Artha Sekuritas - detikFinance
Rabu, 20 Jan 2021 08:41 WIB
Pengunjung berada di sekitar layar pergerakan Indeks Harga Saham Gabungan (IHSG) di Bursa Efek Indonesia (BEI) Jakarta, Kamis (13/2). Indeks Harga Saham Gabungan (IHSG) di Bursa Efek Indonesia (BEI) hari ini pukul 12.00 menurun-0,67% ke posisi 5,873,30. Pergerakan IHSG ini masih dipengaruhi oleh sentimen atas ketakutan pasar akan penyebaran wabah virus corona.
Foto: Pradita Utama
Jakarta -

IHSG ditutup Melemah. IHSG ditutup di level 6,321.86 (-1.07%). pergerakan didorong oleh Mining (-3.36%) dan Property (-2.60%). IHSG ditutup melemah Kembali mengalami koreksi dikarenakan masih dibayangi banyak ketidakpastian bahwa ekonomi akan segera pulih. Di dalam negeri masih diberlakukan pemberantasan dan Kembali ada kenaikan kasus covid-19 secara harian.

Bursa Amerika Serikat ditutup Menguat. Dow Jones ditutup 30,930.52 (+0.38%), NASDAQ ditutup 13,197.18 (+1.53%), S&P 500 ditutup 3,798.91 (+0.81%). Investor mengantisipasi inagurasi dari Presiden Biden untuk terjadi tanpa kekerasan seperti yang telah terjadi beberapa saat lalu.

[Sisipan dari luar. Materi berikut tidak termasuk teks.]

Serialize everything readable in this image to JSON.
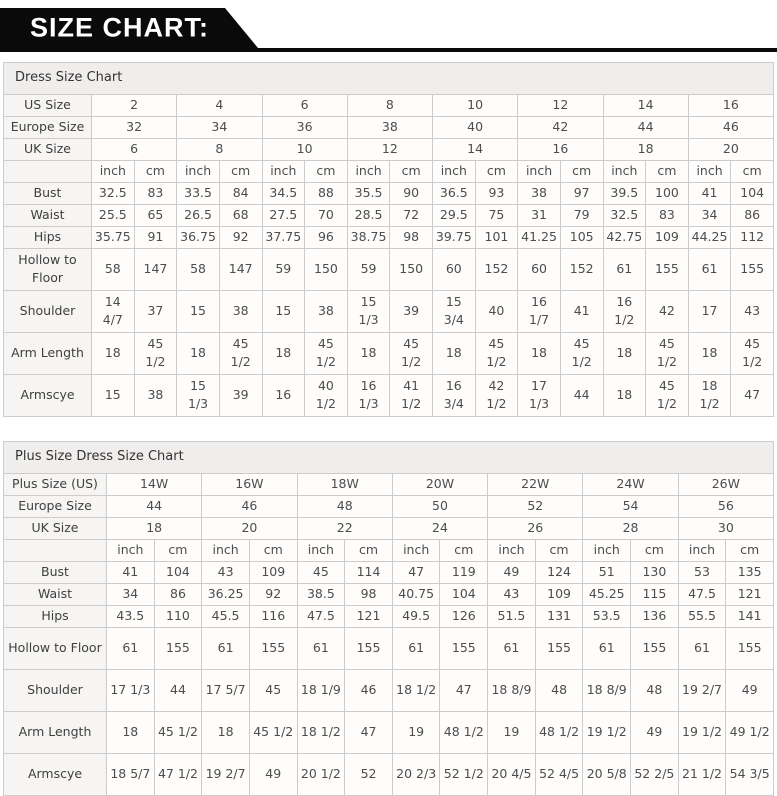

Selain itu investor maasih menunggu informasi tambahan tentang rencana pemulihan ekonomi dari Presiden Biden melalui US$1.9 tn stimulus. Selain itu Sekretaris Bendahara US, Janet Yellen mengatakan bahwa pemerintah harus mengambil langkah lebih besar lagi dalam membantu perekonomian US.

Dari bursa Asia, dibuka menguat. Investor di Asia fokus pada bunga kredit acuan dari China. Selain itu investor juga terus melihat data Covid-19 dimana beberapa negara telah membatasi pergerakan dari masyarakatnya.

IHSG diprediksi Melemah

Resistance 2 : 6,493

Resistance 1 : 6,407

Support 1 : 6,261

Support 2 : 6,201

IHSG diprediksi Melemah. Secara teknikal indikator stochastic melebar setelah membentuk dead cross mengindikasikan pelemahan akan berlanjut. Investor akan cenderung wait and see dikarenakan adanya ekspektasi ekonomi baru akan bisa pulih di 2Q21. investor juga akan mengantisipasi penetapan suku bunga Bank Indonesia pada hari kamis.